20倍の抗がん作用を有する新たな化合物を開発

 Chen教授らは,細胞膜におけるさまざまな分子の相互作用を検討し,γ-トコフェロール分子の頭部(クロマン環)から出る側鎖を短くすることで,これらの関係を増強できると予想した。そこでこの側鎖を約60%切り落とし,得られた新しい化合物の抗がん作用について2つの前立腺がん細胞株を用いて評価した。

 同教授は「側鎖を3分の2短縮することで,元のビタミンE分子頭部の完全性を保ちながら,抗がん作用が20倍強い分子が得られた」と説明している。この操作で抗がん作用が増強されたのは,側鎖の短縮によって細胞膜との相互作用が変化し,分子の頭部がAktとPHLPP1により結合しやすくなったためだった。
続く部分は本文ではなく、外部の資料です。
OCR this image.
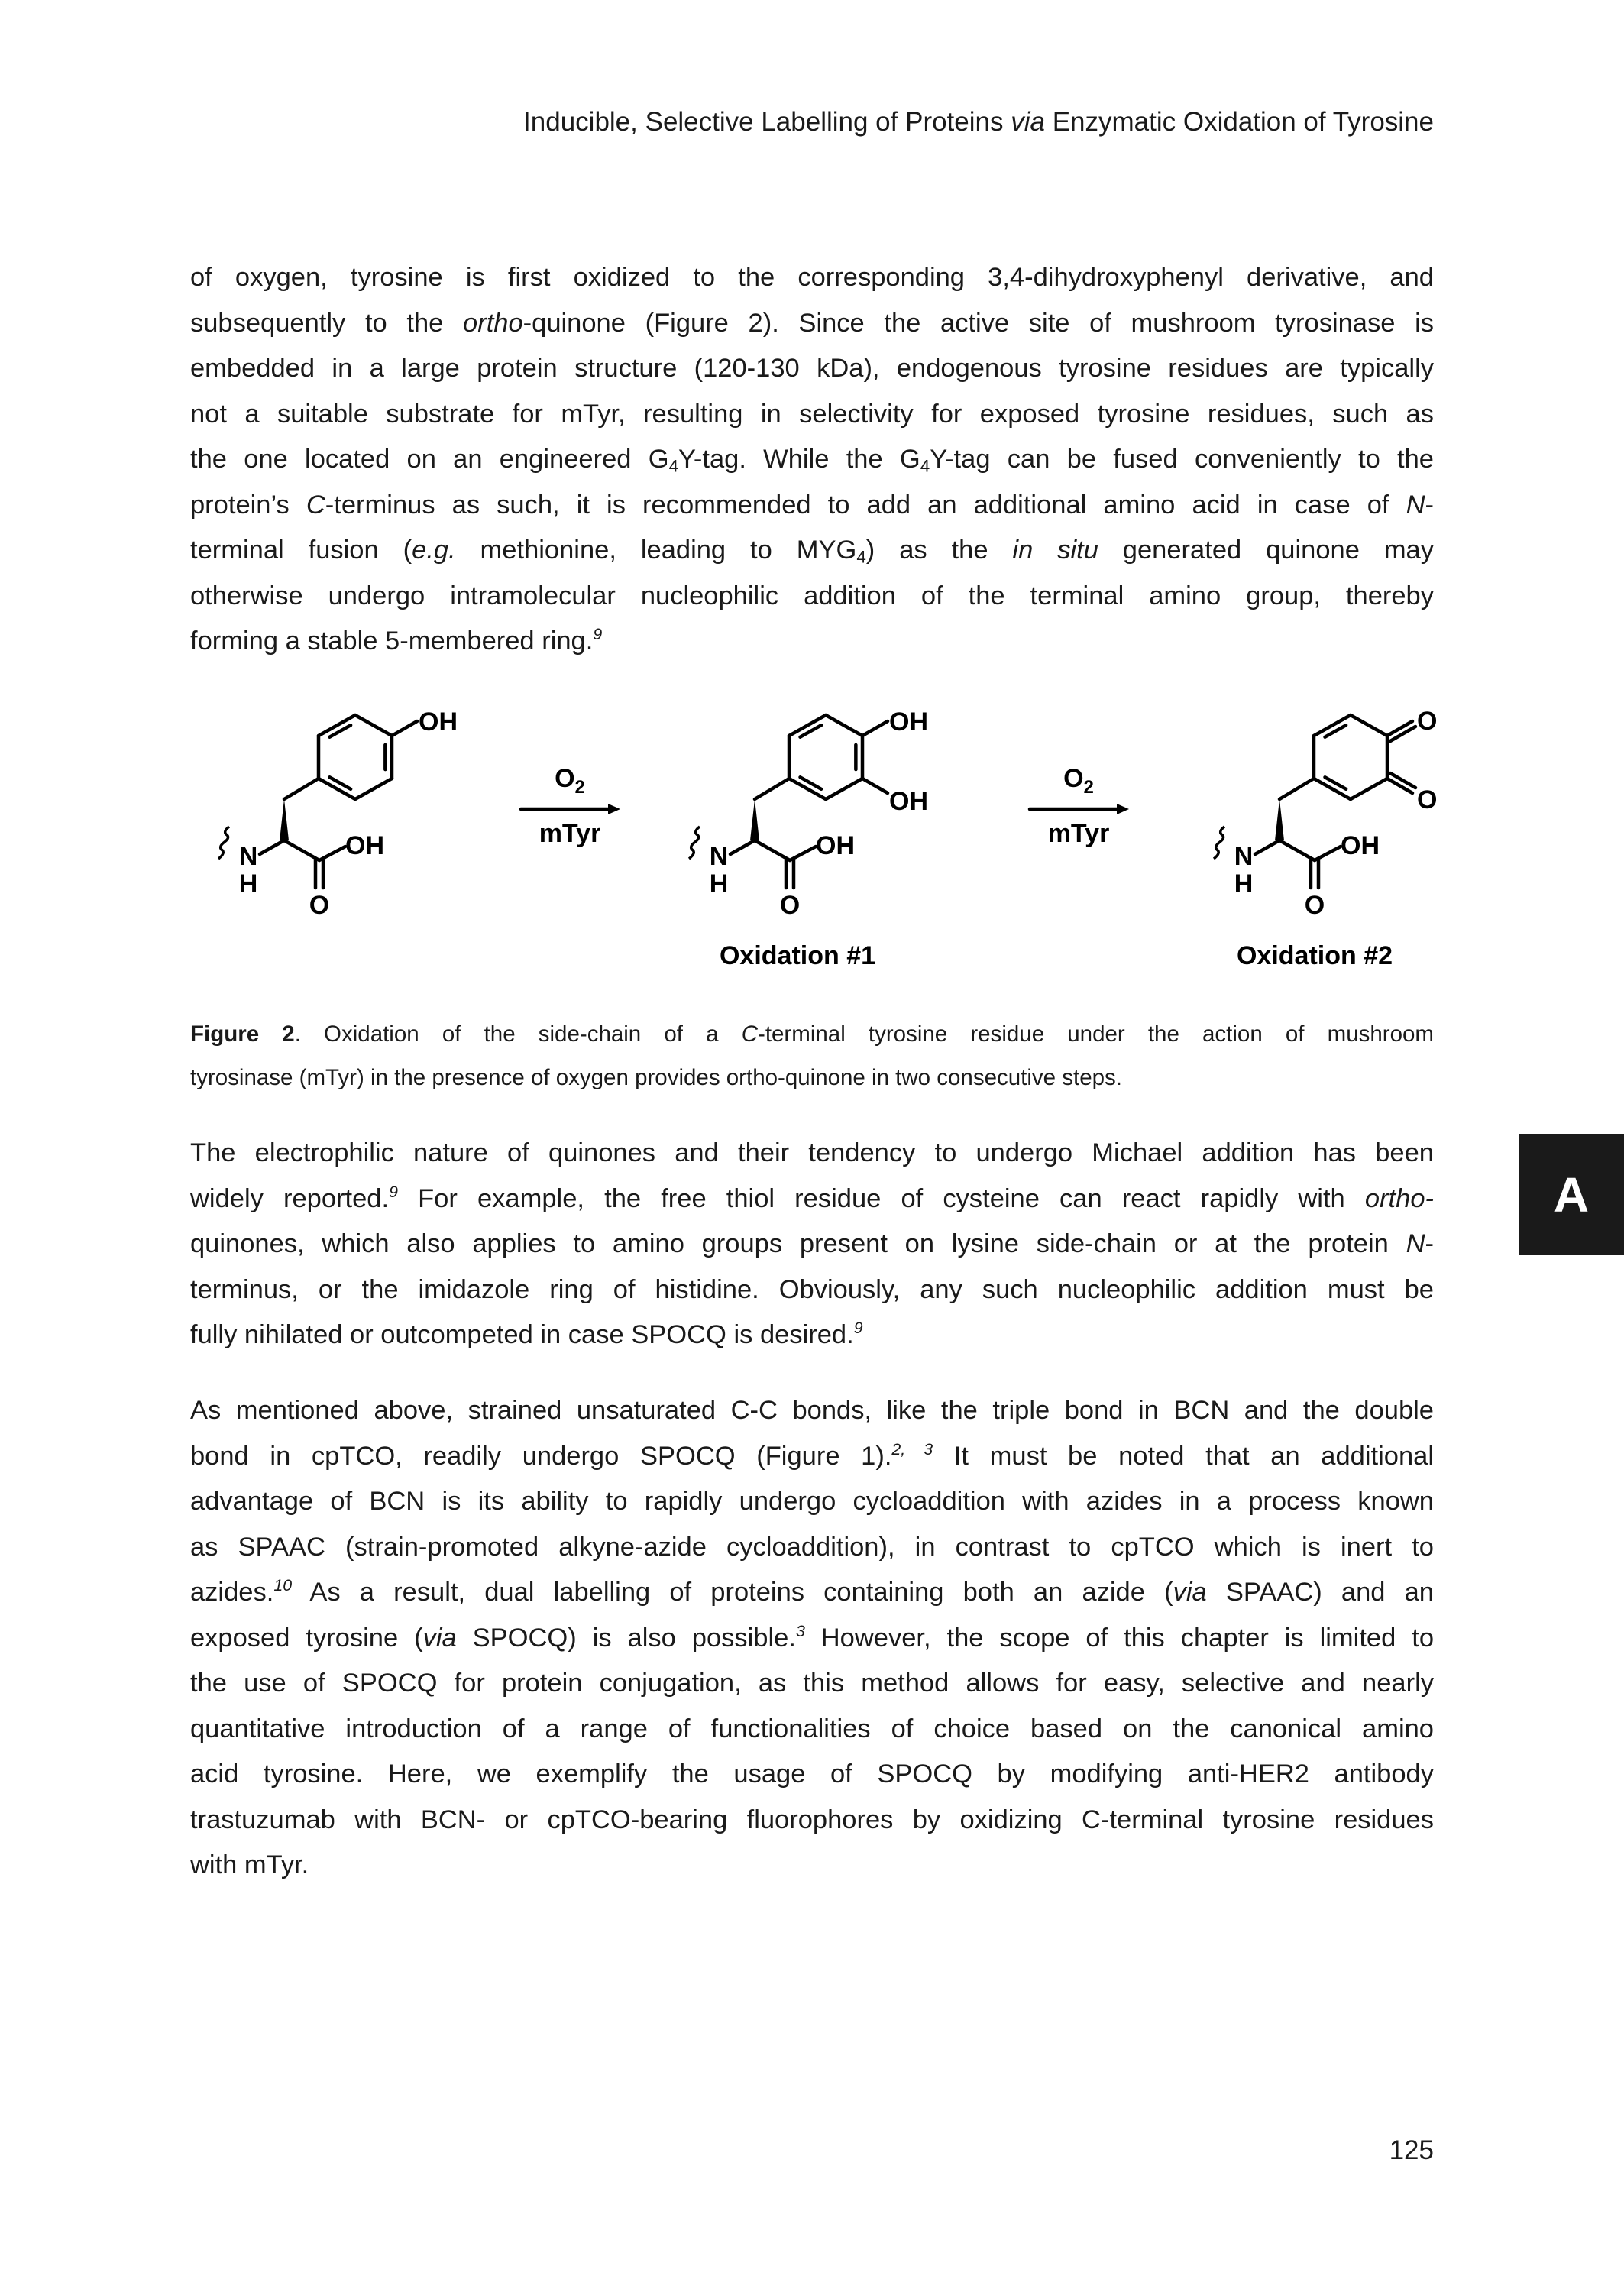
Inducible, Selective Labelling of Proteins via Enzymatic Oxidation of Tyrosine
of oxygen, tyrosine is first oxidized to the corresponding 3,4-dihydroxyphenyl derivative, and
subsequently to the ortho-quinone (Figure 2). Since the active site of mushroom tyrosinase is
embedded in a large protein structure (120-130 kDa), endogenous tyrosine residues are typically
not a suitable substrate for mTyr, resulting in selectivity for exposed tyrosine residues, such as
the one located on an engineered $G_4Y$-tag. While the $G_4Y$-tag can be fused conveniently to the
protein’s C-terminus as such, it is recommended to add an additional amino acid in case of N-
terminal fusion (e.g. methionine, leading to $MYG_4$) as the in situ generated quinone may
otherwise undergo intramolecular nucleophilic addition of the terminal amino group, thereby
forming a stable 5-membered ring.$^9$
OH
N
H
OH
O
OH
OH
N
H
OH
O
O
O
N
H
OH
O
$O_2$
mTyr
$O_2$
mTyr
Oxidation #1	Oxidation #2
Figure 2. Oxidation of the side-chain of a C-terminal tyrosine residue under the action of mushroom
tyrosinase (mTyr) in the presence of oxygen provides ortho-quinone in two consecutive steps.
The electrophilic nature of quinones and their tendency to undergo Michael addition has been
widely reported.$^9$ For example, the free thiol residue of cysteine can react rapidly with ortho-
quinones, which also applies to amino groups present on lysine side-chain or at the protein N-
terminus, or the imidazole ring of histidine. Obviously, any such nucleophilic addition must be
fully nihilated or outcompeted in case SPOCQ is desired.$^9$
As mentioned above, strained unsaturated C-C bonds, like the triple bond in BCN and the double
bond in cpTCO, readily undergo SPOCQ (Figure 1).$^{2, 3}$ It must be noted that an additional
advantage of BCN is its ability to rapidly undergo cycloaddition with azides in a process known
as SPAAC (strain-promoted alkyne-azide cycloaddition), in contrast to cpTCO which is inert to
azides.$^{10}$ As a result, dual labelling of proteins containing both an azide (via SPAAC) and an
exposed tyrosine (via SPOCQ) is also possible.$^3$ However, the scope of this chapter is limited to
the use of SPOCQ for protein conjugation, as this method allows for easy, selective and nearly
quantitative introduction of a range of functionalities of choice based on the canonical amino
acid tyrosine. Here, we exemplify the usage of SPOCQ by modifying anti-HER2 antibody
trastuzumab with BCN- or cpTCO-bearing fluorophores by oxidizing C-terminal tyrosine residues
with mTyr.
A
125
 この新しい化合物をこれら2つの前立腺がん細胞株を移植したマウスに投与したところ,腫瘍の増殖が抑制された。一方,プラセボでは抑制効果は認められなかった。また,新化合物を投与した腫瘍の化学的分析から,酵素Aktのシグナルが抑制されていることが示され,動物でも培養細胞と同じように機能することが確認された。

 動物実験では,今回の化合物が毒性を持たないことも示唆された。現在,同教授らはこの化合物の改良に取り組んでいる。